"Борис Хазанов. Далекое зрелище лесов (роман)" - читать интересную книгу автора

"Да уж куда важней".
Наступила пауза, я поглядывал на свою рукопись.
"Я чего хотела сказать. Василий Степаныч все одно до воскресенья не
приедет... Может, у меня поживешь?"
"Неудобно,- сказал я.- Увидят".
"Да кто увидит-то? Аркашка, что ль? Он вечно пьяный. Или на усадьбе
работает. Листратиха, так и шут с ней".
"Послушай-ка...- пробормотал я, взял ручку и зачеркнул неоконченную фразу.
Мне было ясно, что не нужно никаких предисловий; может быть, позже мы
вернемся к первым дням, а начать надо с главного.- Что это за усадьба?"
Ответа не было, я поднял голову, она смотрела на меня и, очевидно, думала о
другом.
"Чего?"
"Что это за люди?"
"Которые?"
"Ну, эти".
"Люди как люди,- сказала Мавра Глебовна, разглаживая юбку на коленях.-
Помещики".
"Какие помещики, о чем ты говоришь?"
"А кто ж они еще? Ну, дачники. Вроде тебя".
Вздохнув, она поднялась и смотрела в окошко. Я налил молока в кружку.
"В старое время, еще до колхозов, были господа, вот в таких усадьбах жили,-
раздался сзади ее голос.- Я-то сама не помню, люди рассказывают. Деревня,
говорят, была большая, землю арендовали".
"У тех, кто жил в этой усадьбе?"
"Может, и у тех, я почем знаю. Их потом пожгли. Тут много чего было. И
зеленые братья, и эти, как же их,- двадцатитысячники".
"Пожгли, говоришь. Но ведь дом цел".
"Может, не их, а других. Люди говорят, а я откуда знаю?"
Я сидел, подперев голову руками, над листом бумаги, над начатой работой, мои
мысли приняли другой оборот.
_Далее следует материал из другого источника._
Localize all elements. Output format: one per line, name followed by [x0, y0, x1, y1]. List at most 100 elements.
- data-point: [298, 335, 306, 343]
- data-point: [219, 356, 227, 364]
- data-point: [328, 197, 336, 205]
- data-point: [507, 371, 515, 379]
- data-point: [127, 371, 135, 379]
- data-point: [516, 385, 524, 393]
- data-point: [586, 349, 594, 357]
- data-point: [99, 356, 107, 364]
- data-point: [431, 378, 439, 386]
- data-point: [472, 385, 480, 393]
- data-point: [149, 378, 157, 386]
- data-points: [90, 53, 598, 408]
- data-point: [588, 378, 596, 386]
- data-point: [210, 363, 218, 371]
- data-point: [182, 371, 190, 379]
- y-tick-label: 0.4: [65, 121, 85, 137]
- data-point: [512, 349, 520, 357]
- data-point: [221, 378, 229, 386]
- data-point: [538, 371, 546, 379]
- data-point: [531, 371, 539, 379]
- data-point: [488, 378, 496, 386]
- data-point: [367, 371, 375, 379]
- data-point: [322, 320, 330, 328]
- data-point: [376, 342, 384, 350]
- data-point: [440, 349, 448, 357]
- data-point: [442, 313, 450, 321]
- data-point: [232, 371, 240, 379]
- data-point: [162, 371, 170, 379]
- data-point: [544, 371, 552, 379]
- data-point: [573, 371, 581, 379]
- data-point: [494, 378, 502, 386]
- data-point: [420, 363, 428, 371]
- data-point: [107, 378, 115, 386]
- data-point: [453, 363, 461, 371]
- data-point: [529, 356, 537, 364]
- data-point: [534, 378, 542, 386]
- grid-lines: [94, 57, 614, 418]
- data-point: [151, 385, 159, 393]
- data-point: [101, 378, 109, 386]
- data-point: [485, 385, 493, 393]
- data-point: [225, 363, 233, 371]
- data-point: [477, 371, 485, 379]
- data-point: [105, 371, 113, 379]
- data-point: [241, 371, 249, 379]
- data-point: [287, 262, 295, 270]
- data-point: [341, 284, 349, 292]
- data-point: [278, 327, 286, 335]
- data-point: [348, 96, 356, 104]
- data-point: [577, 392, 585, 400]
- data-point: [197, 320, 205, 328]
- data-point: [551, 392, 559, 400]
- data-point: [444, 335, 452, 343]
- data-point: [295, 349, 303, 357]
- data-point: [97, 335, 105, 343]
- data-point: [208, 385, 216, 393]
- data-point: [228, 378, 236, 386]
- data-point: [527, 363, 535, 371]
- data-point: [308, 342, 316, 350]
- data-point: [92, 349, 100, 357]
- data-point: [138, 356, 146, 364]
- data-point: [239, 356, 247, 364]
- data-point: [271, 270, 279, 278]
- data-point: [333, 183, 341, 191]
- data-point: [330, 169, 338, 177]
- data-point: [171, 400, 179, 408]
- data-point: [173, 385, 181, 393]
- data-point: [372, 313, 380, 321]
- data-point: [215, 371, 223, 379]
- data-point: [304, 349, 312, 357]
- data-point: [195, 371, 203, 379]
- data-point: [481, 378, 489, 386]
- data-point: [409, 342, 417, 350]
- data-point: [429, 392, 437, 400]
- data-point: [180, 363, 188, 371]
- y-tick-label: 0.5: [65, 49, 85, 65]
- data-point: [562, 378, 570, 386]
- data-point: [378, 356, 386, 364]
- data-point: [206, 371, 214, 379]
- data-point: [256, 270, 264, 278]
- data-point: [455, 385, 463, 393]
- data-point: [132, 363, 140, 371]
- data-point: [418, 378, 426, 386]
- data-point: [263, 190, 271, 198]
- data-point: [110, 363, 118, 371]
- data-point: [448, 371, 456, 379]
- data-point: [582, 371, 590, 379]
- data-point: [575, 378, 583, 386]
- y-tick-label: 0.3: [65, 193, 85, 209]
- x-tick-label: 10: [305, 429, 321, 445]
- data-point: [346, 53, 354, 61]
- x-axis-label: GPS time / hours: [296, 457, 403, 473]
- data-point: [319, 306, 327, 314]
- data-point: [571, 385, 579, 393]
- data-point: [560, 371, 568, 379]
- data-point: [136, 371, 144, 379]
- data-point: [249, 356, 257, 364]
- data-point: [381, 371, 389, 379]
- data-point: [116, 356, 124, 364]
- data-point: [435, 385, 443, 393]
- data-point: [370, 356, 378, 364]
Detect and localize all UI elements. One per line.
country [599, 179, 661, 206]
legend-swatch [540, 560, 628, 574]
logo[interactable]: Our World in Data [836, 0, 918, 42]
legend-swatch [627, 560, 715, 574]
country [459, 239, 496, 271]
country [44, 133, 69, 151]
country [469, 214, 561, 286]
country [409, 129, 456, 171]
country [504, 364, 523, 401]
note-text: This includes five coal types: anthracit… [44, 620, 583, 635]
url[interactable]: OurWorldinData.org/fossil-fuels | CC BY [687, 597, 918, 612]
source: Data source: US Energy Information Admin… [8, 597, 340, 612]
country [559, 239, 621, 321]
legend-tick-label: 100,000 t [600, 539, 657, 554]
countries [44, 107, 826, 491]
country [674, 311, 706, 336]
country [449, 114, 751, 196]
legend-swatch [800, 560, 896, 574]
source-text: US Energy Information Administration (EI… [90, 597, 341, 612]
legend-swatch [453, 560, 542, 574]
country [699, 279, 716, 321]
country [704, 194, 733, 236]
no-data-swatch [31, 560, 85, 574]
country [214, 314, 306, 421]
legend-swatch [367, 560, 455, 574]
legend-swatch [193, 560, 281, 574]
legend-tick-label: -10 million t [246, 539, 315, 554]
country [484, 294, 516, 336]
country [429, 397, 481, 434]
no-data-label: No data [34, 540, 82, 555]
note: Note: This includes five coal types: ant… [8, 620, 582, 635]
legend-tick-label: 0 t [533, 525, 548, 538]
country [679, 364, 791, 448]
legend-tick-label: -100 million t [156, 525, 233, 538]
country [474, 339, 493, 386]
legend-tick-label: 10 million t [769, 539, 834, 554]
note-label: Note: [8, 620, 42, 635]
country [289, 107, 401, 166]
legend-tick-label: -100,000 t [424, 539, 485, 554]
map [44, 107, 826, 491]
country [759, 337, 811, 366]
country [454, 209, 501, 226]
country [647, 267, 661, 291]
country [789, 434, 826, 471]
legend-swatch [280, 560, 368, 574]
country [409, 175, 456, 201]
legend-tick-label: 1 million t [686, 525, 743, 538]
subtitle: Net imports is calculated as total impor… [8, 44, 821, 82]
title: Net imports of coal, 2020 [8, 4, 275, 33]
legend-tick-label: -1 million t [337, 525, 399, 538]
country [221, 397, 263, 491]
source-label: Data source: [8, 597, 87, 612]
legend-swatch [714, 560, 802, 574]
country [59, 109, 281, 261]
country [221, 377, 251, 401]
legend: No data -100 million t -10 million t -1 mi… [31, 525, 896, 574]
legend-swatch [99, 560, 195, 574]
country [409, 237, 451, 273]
Смысл моего писания был заключен в нем самом.
О, спасительное благодеяние языка! Письмо - не средство для чего-то и не
способ кому-то что-то доказывать, хотя бы и самому себе; письмо повествует,
другими словами, вносит порядок в наше существование; письмо, думал я,
укрощает перепутанный до невозможности хаос жизни, в котором захлебываешься,
как тонущий среди обломков льда.
Она обняла меня сзади, я почувствовал ее мягкую грудь.
"Отдохни маленько".
"Я только встал!" - возразил я, смеясь.
"Ну и что?"
"Работать надо - вот что".
К кому это относилось, ко мне или к ней, не имело значения; мы
перебрасывались репликами, как мячиком.
"Куды спешить, работа не волк".
"А если кто войдет?"
"А хоть и войдет. Кому какое дело?"
"Еще подумают..."
"Ничего не подумают. Да кому мы нужны? Ну чего ты,- сказала она мягко,- не
хочешь, что ль?"
"Хочу",- сказал я.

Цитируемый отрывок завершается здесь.